The Closest Thing to Home and Ira Wolf have received some wider recognition via streaming playlists for the song “Sunscreen,” and for good reason. Even if you aren’t a restless soul, you will still discover great value in many of the songs on this record. Ira Wolf sings about heartache and losing love, and about finding comfort in strangers. The self-reflection that comes with travel may be what’s at the heart of this record, but you don’t necessarily have to ramble to get there. Even a song like “Ruby” about Ira’s trusty Volkswagen steed is incredibly enjoyable to listen to as she puts a clinic in the use of personification in song. This album is more folk than country, but with country & western tones imbued from Ira’s Montana upbringing, and Nashville environs where she lives today.

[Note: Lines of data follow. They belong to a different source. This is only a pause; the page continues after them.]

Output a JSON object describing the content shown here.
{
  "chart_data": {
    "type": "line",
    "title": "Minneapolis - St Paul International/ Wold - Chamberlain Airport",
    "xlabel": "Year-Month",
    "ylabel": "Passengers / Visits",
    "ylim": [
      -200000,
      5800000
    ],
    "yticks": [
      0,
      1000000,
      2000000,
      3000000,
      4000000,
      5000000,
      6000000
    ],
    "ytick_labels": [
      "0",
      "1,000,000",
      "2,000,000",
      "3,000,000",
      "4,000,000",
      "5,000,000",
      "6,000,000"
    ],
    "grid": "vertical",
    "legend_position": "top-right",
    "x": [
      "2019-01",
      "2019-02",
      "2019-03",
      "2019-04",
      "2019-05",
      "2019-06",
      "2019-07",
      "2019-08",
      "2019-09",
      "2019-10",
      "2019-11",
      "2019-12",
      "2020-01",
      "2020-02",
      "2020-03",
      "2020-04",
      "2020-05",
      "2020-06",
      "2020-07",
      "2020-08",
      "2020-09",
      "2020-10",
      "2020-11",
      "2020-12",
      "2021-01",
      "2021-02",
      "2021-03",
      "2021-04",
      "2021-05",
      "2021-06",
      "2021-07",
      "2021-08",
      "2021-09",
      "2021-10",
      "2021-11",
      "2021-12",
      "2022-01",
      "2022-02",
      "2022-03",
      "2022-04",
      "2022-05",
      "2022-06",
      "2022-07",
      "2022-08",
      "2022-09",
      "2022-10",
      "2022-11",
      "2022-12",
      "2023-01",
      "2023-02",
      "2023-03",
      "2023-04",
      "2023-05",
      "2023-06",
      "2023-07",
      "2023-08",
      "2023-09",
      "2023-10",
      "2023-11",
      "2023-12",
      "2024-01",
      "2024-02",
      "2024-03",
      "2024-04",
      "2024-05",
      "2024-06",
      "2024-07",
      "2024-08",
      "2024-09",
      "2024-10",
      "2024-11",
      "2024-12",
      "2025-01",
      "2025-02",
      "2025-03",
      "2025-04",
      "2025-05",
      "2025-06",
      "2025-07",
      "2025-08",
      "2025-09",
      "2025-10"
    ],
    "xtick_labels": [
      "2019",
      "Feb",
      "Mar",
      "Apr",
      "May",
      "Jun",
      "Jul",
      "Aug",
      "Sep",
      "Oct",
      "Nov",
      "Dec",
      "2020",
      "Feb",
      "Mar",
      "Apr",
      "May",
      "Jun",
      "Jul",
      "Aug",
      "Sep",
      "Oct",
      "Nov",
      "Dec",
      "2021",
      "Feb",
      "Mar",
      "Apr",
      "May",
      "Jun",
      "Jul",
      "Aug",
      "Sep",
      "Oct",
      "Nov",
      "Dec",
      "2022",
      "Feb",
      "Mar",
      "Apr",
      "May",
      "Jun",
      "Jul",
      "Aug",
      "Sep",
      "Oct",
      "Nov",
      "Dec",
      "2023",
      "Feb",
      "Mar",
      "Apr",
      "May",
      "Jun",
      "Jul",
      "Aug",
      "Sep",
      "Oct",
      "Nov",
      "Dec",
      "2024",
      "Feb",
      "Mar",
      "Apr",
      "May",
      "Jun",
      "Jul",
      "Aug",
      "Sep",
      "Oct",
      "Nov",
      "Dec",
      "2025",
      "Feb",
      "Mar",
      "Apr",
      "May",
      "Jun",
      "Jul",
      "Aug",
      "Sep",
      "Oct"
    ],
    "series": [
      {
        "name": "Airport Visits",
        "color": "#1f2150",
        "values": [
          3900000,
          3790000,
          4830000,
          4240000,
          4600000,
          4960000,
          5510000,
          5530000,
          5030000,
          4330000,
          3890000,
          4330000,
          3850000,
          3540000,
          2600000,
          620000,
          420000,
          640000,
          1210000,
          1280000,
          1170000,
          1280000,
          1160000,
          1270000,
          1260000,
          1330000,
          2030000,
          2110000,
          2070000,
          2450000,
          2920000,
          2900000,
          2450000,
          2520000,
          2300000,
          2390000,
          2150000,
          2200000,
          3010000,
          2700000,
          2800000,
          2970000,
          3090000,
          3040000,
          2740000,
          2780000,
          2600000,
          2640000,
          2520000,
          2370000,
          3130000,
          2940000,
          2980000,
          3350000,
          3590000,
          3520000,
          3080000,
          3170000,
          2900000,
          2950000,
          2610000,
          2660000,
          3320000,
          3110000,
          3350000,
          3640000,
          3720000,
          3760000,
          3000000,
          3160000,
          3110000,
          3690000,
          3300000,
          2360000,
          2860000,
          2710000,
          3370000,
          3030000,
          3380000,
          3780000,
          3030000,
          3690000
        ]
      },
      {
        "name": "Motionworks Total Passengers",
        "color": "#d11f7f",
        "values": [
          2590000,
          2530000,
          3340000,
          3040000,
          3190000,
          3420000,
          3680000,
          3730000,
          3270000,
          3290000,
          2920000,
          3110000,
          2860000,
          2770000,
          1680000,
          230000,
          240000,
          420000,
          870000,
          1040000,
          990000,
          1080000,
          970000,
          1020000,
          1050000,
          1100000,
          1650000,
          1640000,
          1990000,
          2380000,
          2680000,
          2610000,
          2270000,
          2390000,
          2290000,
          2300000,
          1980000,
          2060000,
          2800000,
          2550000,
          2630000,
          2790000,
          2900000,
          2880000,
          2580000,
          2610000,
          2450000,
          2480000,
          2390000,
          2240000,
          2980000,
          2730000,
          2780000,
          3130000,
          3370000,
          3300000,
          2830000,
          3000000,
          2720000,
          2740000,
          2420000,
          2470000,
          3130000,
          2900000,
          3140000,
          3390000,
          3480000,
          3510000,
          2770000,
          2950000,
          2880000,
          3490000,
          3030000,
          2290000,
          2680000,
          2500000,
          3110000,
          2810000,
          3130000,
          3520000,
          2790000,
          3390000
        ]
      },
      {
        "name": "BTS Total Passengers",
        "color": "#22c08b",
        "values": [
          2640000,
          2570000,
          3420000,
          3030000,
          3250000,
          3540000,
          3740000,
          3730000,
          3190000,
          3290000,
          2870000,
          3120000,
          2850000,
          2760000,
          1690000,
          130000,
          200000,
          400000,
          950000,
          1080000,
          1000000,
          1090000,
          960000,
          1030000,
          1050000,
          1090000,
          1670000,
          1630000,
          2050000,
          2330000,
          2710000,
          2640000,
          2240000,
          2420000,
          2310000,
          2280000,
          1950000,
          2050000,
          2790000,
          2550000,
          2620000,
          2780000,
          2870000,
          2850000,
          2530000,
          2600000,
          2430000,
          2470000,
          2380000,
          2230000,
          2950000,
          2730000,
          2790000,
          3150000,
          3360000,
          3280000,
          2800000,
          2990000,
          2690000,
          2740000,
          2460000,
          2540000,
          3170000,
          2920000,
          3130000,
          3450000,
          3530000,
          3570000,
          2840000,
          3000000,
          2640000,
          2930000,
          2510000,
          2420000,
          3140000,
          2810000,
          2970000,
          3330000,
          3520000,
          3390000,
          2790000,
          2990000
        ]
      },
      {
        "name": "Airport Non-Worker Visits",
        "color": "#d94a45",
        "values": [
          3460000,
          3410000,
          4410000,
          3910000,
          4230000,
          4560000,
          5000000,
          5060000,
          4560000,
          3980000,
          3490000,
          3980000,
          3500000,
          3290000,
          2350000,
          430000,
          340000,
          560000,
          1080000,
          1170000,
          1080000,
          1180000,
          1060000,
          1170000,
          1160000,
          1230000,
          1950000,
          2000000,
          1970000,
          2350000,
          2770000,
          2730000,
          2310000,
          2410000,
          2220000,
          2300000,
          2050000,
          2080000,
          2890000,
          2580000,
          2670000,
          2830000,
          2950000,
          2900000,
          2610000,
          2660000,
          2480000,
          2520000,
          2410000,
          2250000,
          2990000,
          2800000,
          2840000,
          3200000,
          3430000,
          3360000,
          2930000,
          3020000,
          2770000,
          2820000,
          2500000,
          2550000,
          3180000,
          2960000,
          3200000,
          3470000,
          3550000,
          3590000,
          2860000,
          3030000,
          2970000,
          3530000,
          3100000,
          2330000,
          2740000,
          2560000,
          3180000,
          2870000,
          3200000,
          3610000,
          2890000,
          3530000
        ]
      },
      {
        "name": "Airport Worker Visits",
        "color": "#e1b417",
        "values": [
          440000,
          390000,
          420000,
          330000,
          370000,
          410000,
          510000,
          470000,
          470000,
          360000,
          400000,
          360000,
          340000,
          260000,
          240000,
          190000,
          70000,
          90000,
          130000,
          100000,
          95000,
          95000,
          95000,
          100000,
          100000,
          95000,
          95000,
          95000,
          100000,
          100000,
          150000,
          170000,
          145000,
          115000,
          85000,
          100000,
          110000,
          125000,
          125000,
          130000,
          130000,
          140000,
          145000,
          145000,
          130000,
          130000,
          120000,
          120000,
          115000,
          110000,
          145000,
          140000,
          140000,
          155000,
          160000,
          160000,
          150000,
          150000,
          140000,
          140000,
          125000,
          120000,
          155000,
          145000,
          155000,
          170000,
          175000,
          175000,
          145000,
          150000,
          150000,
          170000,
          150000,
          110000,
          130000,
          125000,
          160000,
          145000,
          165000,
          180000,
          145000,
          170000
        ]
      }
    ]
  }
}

Unfortunately in recent years, the experience of traveling on the road isn’t as unencumbering as it used to be. With GPS tracking following us everywhere, and all manner of technology making sure we don’t get lost, the enterprise has shed some of its cathartic qualities. There’s something poetic about receiving wrong directions at a gas station for a landmark that wasn’t even there in the first place, or stumbling on some vista or hidden cove that Google has never logged and assigned a rating.

Much of the Millenial generation has lost the true meaning to travel and discovery by making themselves the center of attention, posting Instagram shots with their face in primary focus, and the landmark secondary. But travel is not about discovering things about the world and trying to one-up the people in your social feed via your life experience. It’s about discovering things about yourself and a getting lost in the feeling of smallness from the vastness of life that only traveling on the open road can convey.

For those landlocked and looking for an escape, those who spent their youth rambling or really wanted to, or anyone who wants to benefit from the enlightenment that can await you by hitting the road with a open-ended itinerary, Ira Wolf’s The Closest Thing to Home is an excellent journey of personal discovery into universal truths.